The problem in your code is the line:

. "${CONFIG}${i}/test.php"  

Remove the .

Here is another example:

$ ls -l

-rwxrwxr-x 1 bg bg 67 Oct 20 09:42 index.php
-rwxrwxr-x 1 bg bg 68 Oct 20 09:43 test.sh

index.php

<?php
    shell_exec('echo Hello > /tmp/hello.txt');
?>

test.sh

#!/bin/bash
/usr/bin/php index.php

Solution 2:

The problem here is that you are quoting the entiore command you are trying to run as a single variable. As a result, you're not running php with foo.php as an argument but instead are attempting to execute a file called php foo.php. Here's a simpler example to show you what I mean:

$ var1="echo "
$ var2="foo"
$ set -x ## debugging info
$ "$var1$var2"
+ 'echo foo'      ### The shell tries to execute both vars as a single command
bash: echo foo: command not found

$ "$var1" "$var2"
+ 'echo ' foo     ### The shell tries to execute 'echo ' (echo with a space)
bash: echo foo: command not found  

So, the right way is to remove the space and quote each variable separately:

$ var1="echo"
$ var2="foo"
$ "$var1" "$var2"

If you do that though, you'll hit the next error. The . is the source command. That tries to read a shell script and execute it in the current session. You are giving it a php script instead. That won't work, you need to execute it, not source it.
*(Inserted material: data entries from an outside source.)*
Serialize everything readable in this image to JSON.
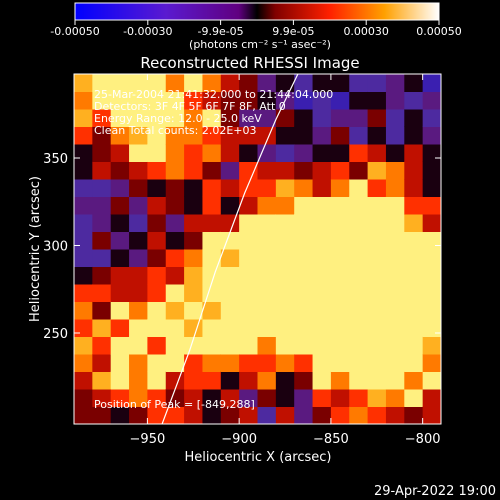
{
  "colorbar": {
    "ticks": [
      "-0.00050",
      "-0.00030",
      "-9.9e-05",
      "9.9e-05",
      "0.00030",
      "0.00050"
    ],
    "unit_label": "(photons cm⁻² s⁻¹ asec⁻²)",
    "range": [
      -0.0005,
      0.0005
    ]
  },
  "chart_data": {
    "type": "heatmap",
    "title": "Reconstructed RHESSI Image",
    "xlabel": "Heliocentric X (arcsec)",
    "ylabel": "Heliocentric Y (arcsec)",
    "xlim": [
      -990,
      -790
    ],
    "ylim": [
      198,
      398
    ],
    "xticks": [
      -950,
      -900,
      -850,
      -800
    ],
    "yticks": [
      250,
      300,
      350
    ],
    "annotations": [
      "25-Mar-2004 21:41:32.000 to 21:44:04.000",
      "Detectors: 3F 4F 5F 6F 7F 8F, Att 0",
      "Energy Range: 12.0 - 25.0 keV",
      "Clean     Total counts: 2.02E+03"
    ],
    "peak_text": "Position of Peak = [-849,288]",
    "peak": [
      -849,
      288
    ],
    "limb_curve": [
      [
        -942,
        198
      ],
      [
        -927,
        240
      ],
      [
        -913,
        285
      ],
      [
        -897,
        330
      ],
      [
        -880,
        372
      ],
      [
        -868,
        398
      ]
    ],
    "bright_regions": [
      {
        "x": -845,
        "y": 295,
        "level": 1.0
      },
      {
        "x": -820,
        "y": 300,
        "level": 0.8
      },
      {
        "x": -880,
        "y": 285,
        "level": 0.7
      },
      {
        "x": -910,
        "y": 260,
        "level": 0.6
      },
      {
        "x": -965,
        "y": 235,
        "level": 0.75
      },
      {
        "x": -960,
        "y": 385,
        "level": 0.7
      },
      {
        "x": -930,
        "y": 375,
        "level": 0.5
      },
      {
        "x": -810,
        "y": 250,
        "level": 0.6
      },
      {
        "x": -830,
        "y": 225,
        "level": 0.5
      }
    ]
  },
  "footer": {
    "timestamp": "29-Apr-2022 19:00"
  }
}
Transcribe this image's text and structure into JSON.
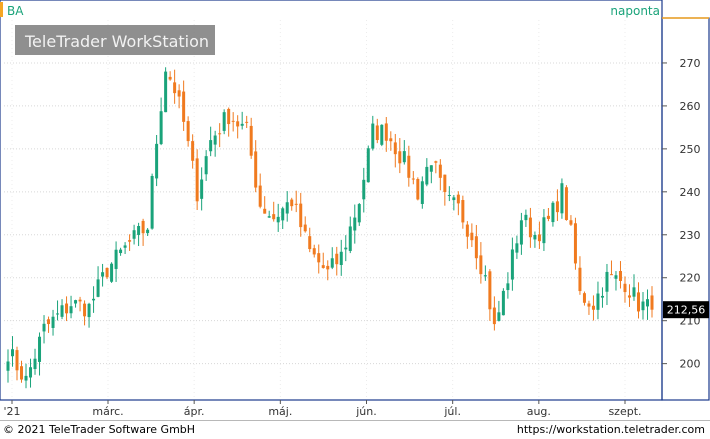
{
  "symbol": "BA",
  "interval": "naponta",
  "watermark": "TeleTrader WorkStation",
  "last_price_label": "212,56",
  "colors": {
    "up": "#1aa37a",
    "down": "#f07a1f",
    "price_tag_bg": "#000000",
    "frame": "#1a3a8c",
    "accent": "#f5a623"
  },
  "footer": {
    "copyright": "© 2021 TeleTrader Software GmbH",
    "url": "https://workstation.teletrader.com"
  },
  "chart_data": {
    "type": "candlestick",
    "ylim": [
      192,
      280
    ],
    "y_ticks": [
      200,
      210,
      220,
      230,
      240,
      250,
      260,
      270
    ],
    "x_labels": [
      "'21",
      "márc.",
      "ápr.",
      "máj.",
      "jún.",
      "júl.",
      "aug.",
      "szept."
    ],
    "last_value": 212.56,
    "anchors": [
      {
        "day": 0,
        "close": 203
      },
      {
        "day": 4,
        "close": 196
      },
      {
        "day": 8,
        "close": 208
      },
      {
        "day": 14,
        "close": 214
      },
      {
        "day": 18,
        "close": 213
      },
      {
        "day": 22,
        "close": 222
      },
      {
        "day": 27,
        "close": 228
      },
      {
        "day": 31,
        "close": 232
      },
      {
        "day": 33,
        "close": 252
      },
      {
        "day": 35,
        "close": 269
      },
      {
        "day": 37,
        "close": 264
      },
      {
        "day": 39,
        "close": 256
      },
      {
        "day": 42,
        "close": 240
      },
      {
        "day": 45,
        "close": 252
      },
      {
        "day": 49,
        "close": 258
      },
      {
        "day": 53,
        "close": 254
      },
      {
        "day": 56,
        "close": 237
      },
      {
        "day": 59,
        "close": 234
      },
      {
        "day": 63,
        "close": 238
      },
      {
        "day": 67,
        "close": 226
      },
      {
        "day": 71,
        "close": 221
      },
      {
        "day": 74,
        "close": 225
      },
      {
        "day": 78,
        "close": 238
      },
      {
        "day": 81,
        "close": 254
      },
      {
        "day": 84,
        "close": 254
      },
      {
        "day": 88,
        "close": 247
      },
      {
        "day": 91,
        "close": 240
      },
      {
        "day": 94,
        "close": 248
      },
      {
        "day": 97,
        "close": 238
      },
      {
        "day": 100,
        "close": 236
      },
      {
        "day": 103,
        "close": 230
      },
      {
        "day": 106,
        "close": 220
      },
      {
        "day": 108,
        "close": 208
      },
      {
        "day": 111,
        "close": 220
      },
      {
        "day": 114,
        "close": 234
      },
      {
        "day": 117,
        "close": 230
      },
      {
        "day": 120,
        "close": 233
      },
      {
        "day": 123,
        "close": 240
      },
      {
        "day": 125,
        "close": 230
      },
      {
        "day": 127,
        "close": 216
      },
      {
        "day": 130,
        "close": 214
      },
      {
        "day": 133,
        "close": 220
      },
      {
        "day": 137,
        "close": 219
      },
      {
        "day": 140,
        "close": 214
      },
      {
        "day": 143,
        "close": 212.56
      }
    ]
  }
}
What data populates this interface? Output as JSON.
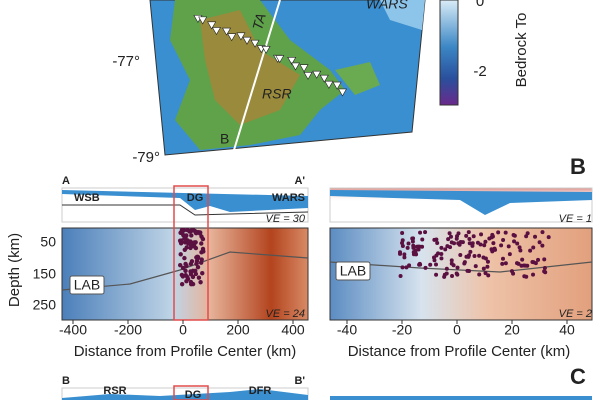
{
  "map": {
    "labels": {
      "ta": "TA",
      "wars": "WARS",
      "rsr": "RSR",
      "b": "B"
    },
    "latitudes": [
      "-77°",
      "-79°"
    ],
    "colorbar": {
      "ticks": [
        "0",
        "-2"
      ],
      "label": "Bedrock To"
    }
  },
  "panel_b": {
    "label": "B",
    "left": {
      "start": "A",
      "end": "A'",
      "regions": [
        "WSB",
        "DG",
        "WARS"
      ],
      "ve_top": "VE = 30",
      "ve_bottom": "VE = 24",
      "lab": "LAB",
      "y_title": "Depth (km)",
      "yticks": [
        "50",
        "150",
        "250"
      ],
      "xticks": [
        "-400",
        "-200",
        "0",
        "200",
        "400"
      ],
      "x_title": "Distance from Profile Center (km)"
    },
    "right": {
      "ve_top": "VE = 1",
      "ve_bottom": "VE = 2",
      "lab": "LAB",
      "xticks": [
        "-40",
        "-20",
        "0",
        "20",
        "40"
      ],
      "x_title": "Distance from Profile Center (km)"
    }
  },
  "panel_c": {
    "label": "C",
    "start": "B",
    "end": "B'",
    "regions": [
      "RSR",
      "DG",
      "DFR"
    ]
  }
}
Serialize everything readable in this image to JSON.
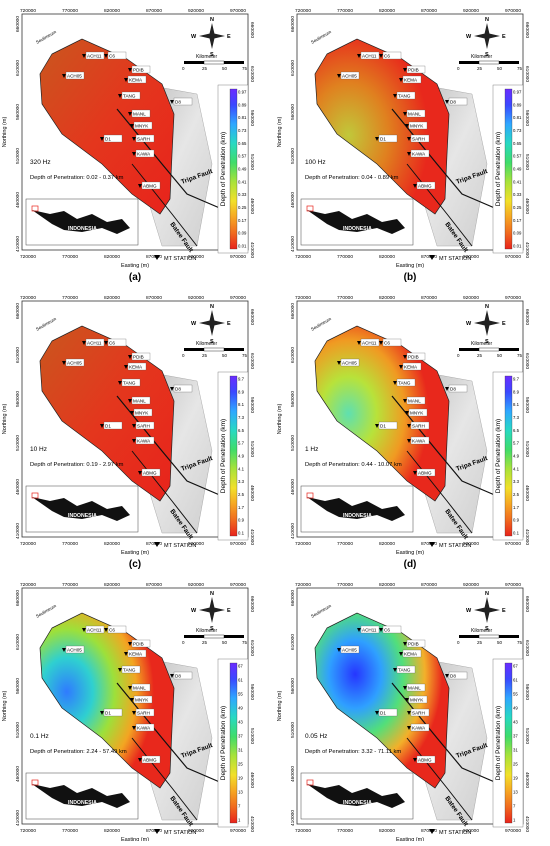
{
  "axes": {
    "easting_label": "Easting (m)",
    "northing_label": "Northing (m)",
    "x_ticks": [
      "720000",
      "770000",
      "820000",
      "870000",
      "920000",
      "970000"
    ],
    "y_ticks": [
      "660000",
      "610000",
      "560000",
      "510000",
      "460000",
      "410000"
    ]
  },
  "legend_text": {
    "scale_title": "Kilometer",
    "scale_ticks": [
      "0",
      "25",
      "50",
      "75"
    ],
    "compass": {
      "n": "N",
      "s": "S",
      "e": "E",
      "w": "W"
    },
    "mt_station": "MT STATION",
    "colorbar_title": "Depth of Penetration (km)",
    "inset_label": "INDONESIA"
  },
  "map_labels": {
    "stations": [
      "ACH11",
      "C6",
      "ACH05",
      "PDIB",
      "KEMA",
      "TANG",
      "MANL",
      "MNYK",
      "SARH",
      "KAWA",
      "ABMG",
      "D1",
      "D8"
    ],
    "faults": [
      "Tripa Fault",
      "Batee Fault"
    ],
    "sea": "Seulimeum"
  },
  "panels": [
    {
      "tag": "(a)",
      "freq": "320 Hz",
      "depth": "Depth of Penetration: 0.02 - 0.37 km",
      "ticks": [
        "0.97",
        "0.89",
        "0.81",
        "0.73",
        "0.65",
        "0.57",
        "0.49",
        "0.41",
        "0.33",
        "0.25",
        "0.17",
        "0.09",
        "0.01"
      ]
    },
    {
      "tag": "(b)",
      "freq": "100 Hz",
      "depth": "Depth of Penetration: 0.04 - 0.89 km",
      "ticks": [
        "0.97",
        "0.89",
        "0.81",
        "0.73",
        "0.65",
        "0.57",
        "0.49",
        "0.41",
        "0.33",
        "0.25",
        "0.17",
        "0.09",
        "0.01"
      ]
    },
    {
      "tag": "(c)",
      "freq": "10 Hz",
      "depth": "Depth of Penetration: 0.19 - 2.97 km",
      "ticks": [
        "9.7",
        "8.9",
        "8.1",
        "7.3",
        "6.5",
        "5.7",
        "4.9",
        "4.1",
        "3.3",
        "2.5",
        "1.7",
        "0.9",
        "0.1"
      ]
    },
    {
      "tag": "(d)",
      "freq": "1 Hz",
      "depth": "Depth of Penetration: 0.44 - 10.07 km",
      "ticks": [
        "9.7",
        "8.9",
        "8.1",
        "7.3",
        "6.5",
        "5.7",
        "4.9",
        "4.1",
        "3.3",
        "2.5",
        "1.7",
        "0.9",
        "0.1"
      ]
    },
    {
      "tag": "(e)",
      "freq": "0.1 Hz",
      "depth": "Depth of Penetration: 2.24 - 57.49 km",
      "ticks": [
        "67",
        "61",
        "55",
        "49",
        "43",
        "37",
        "31",
        "25",
        "19",
        "13",
        "7",
        "1"
      ]
    },
    {
      "tag": "(f)",
      "freq": "0.05 Hz",
      "depth": "Depth of Penetration: 3.32 - 71.11 km",
      "ticks": [
        "67",
        "61",
        "55",
        "49",
        "43",
        "37",
        "31",
        "25",
        "19",
        "13",
        "7",
        "1"
      ]
    }
  ],
  "colors": {
    "colorbar": [
      "#7b2fff",
      "#3a48ff",
      "#2fa7ff",
      "#28d9c2",
      "#3fdc6a",
      "#a8e23a",
      "#f2e02a",
      "#f6a623",
      "#f06a1f",
      "#e8231c"
    ]
  }
}
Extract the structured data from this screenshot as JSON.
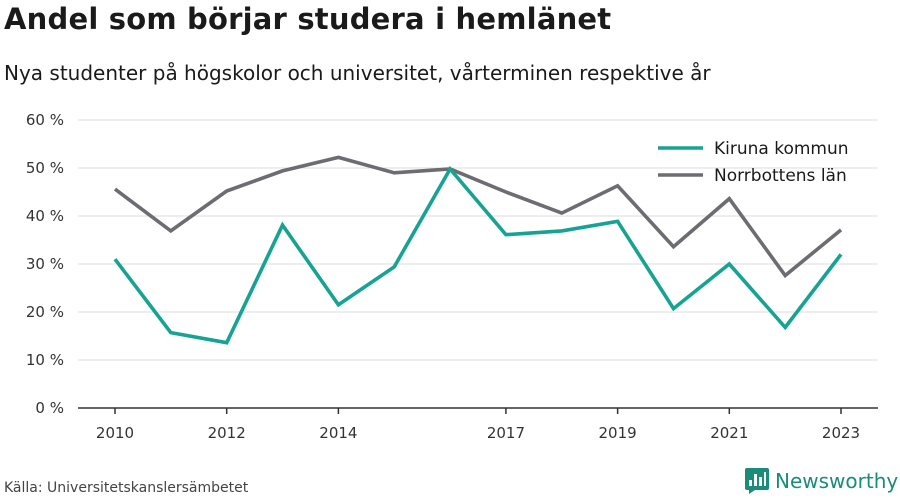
{
  "header": {
    "title": "Andel som börjar studera i hemlänet",
    "subtitle": "Nya studenter på högskolor och universitet, vårterminen respektive år"
  },
  "footer": {
    "source": "Källa: Universitetskanslersämbetet",
    "brand": "Newsworthy",
    "brand_icon": "bar-chart-logo-icon"
  },
  "colors": {
    "kiruna": "#17a393",
    "norrbotten": "#6d6c72",
    "grid": "#dcdcdc",
    "axis": "#333333",
    "brand": "#1a8c7a"
  },
  "chart_data": {
    "type": "line",
    "title": "Andel som börjar studera i hemlänet",
    "subtitle": "Nya studenter på högskolor och universitet, vårterminen respektive år",
    "xlabel": "",
    "ylabel": "",
    "x": [
      2010,
      2011,
      2012,
      2013,
      2014,
      2015,
      2016,
      2017,
      2018,
      2019,
      2020,
      2021,
      2022,
      2023
    ],
    "x_tick_labels": [
      "2010",
      "2012",
      "2014",
      "2017",
      "2019",
      "2021",
      "2023"
    ],
    "y_tick_labels": [
      "0 %",
      "10 %",
      "20 %",
      "30 %",
      "40 %",
      "50 %",
      "60 %"
    ],
    "ylim": [
      0,
      60
    ],
    "grid": true,
    "legend_position": "top-right",
    "series": [
      {
        "name": "Kiruna kommun",
        "color": "#17a393",
        "values": [
          31.0,
          15.7,
          13.6,
          38.1,
          21.5,
          29.4,
          49.8,
          36.1,
          36.9,
          38.9,
          20.7,
          30.0,
          16.8,
          32.0
        ]
      },
      {
        "name": "Norrbottens län",
        "color": "#6d6c72",
        "values": [
          45.6,
          36.9,
          45.2,
          49.4,
          52.2,
          49.0,
          49.8,
          45.0,
          40.6,
          46.3,
          33.6,
          43.6,
          27.6,
          37.1
        ]
      }
    ]
  }
}
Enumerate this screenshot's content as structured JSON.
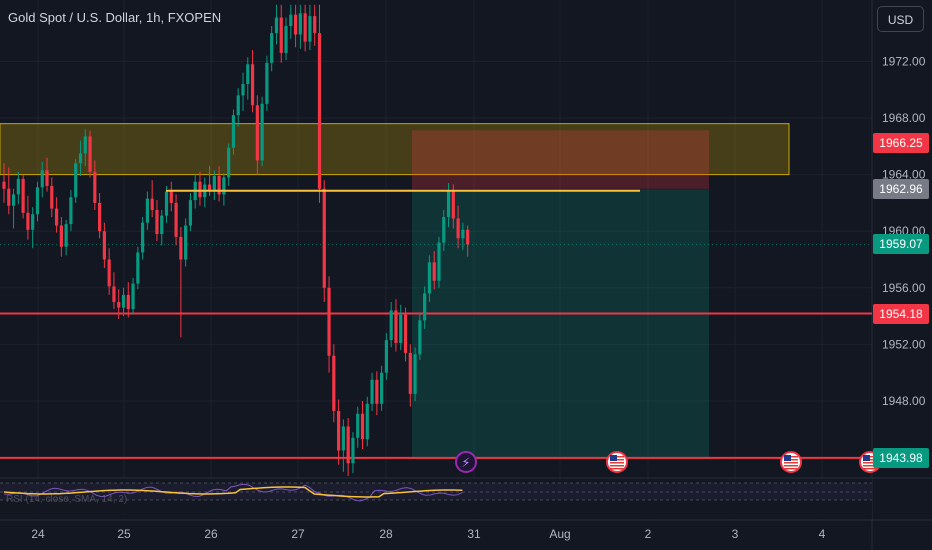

Finally, always avoid using CAPITAL variable names. The shell's reserved variables are capitalized so it's a good idea to always use lower case variable names for your scripts.

Putting all this together (with a few other minor improvements), what you want is something like:

#!/bin/sh

list="/path/to/my/site/dir"
config="/usr/bin/php"

for i in "$list"
do
    "$config" "$i"/test.php
done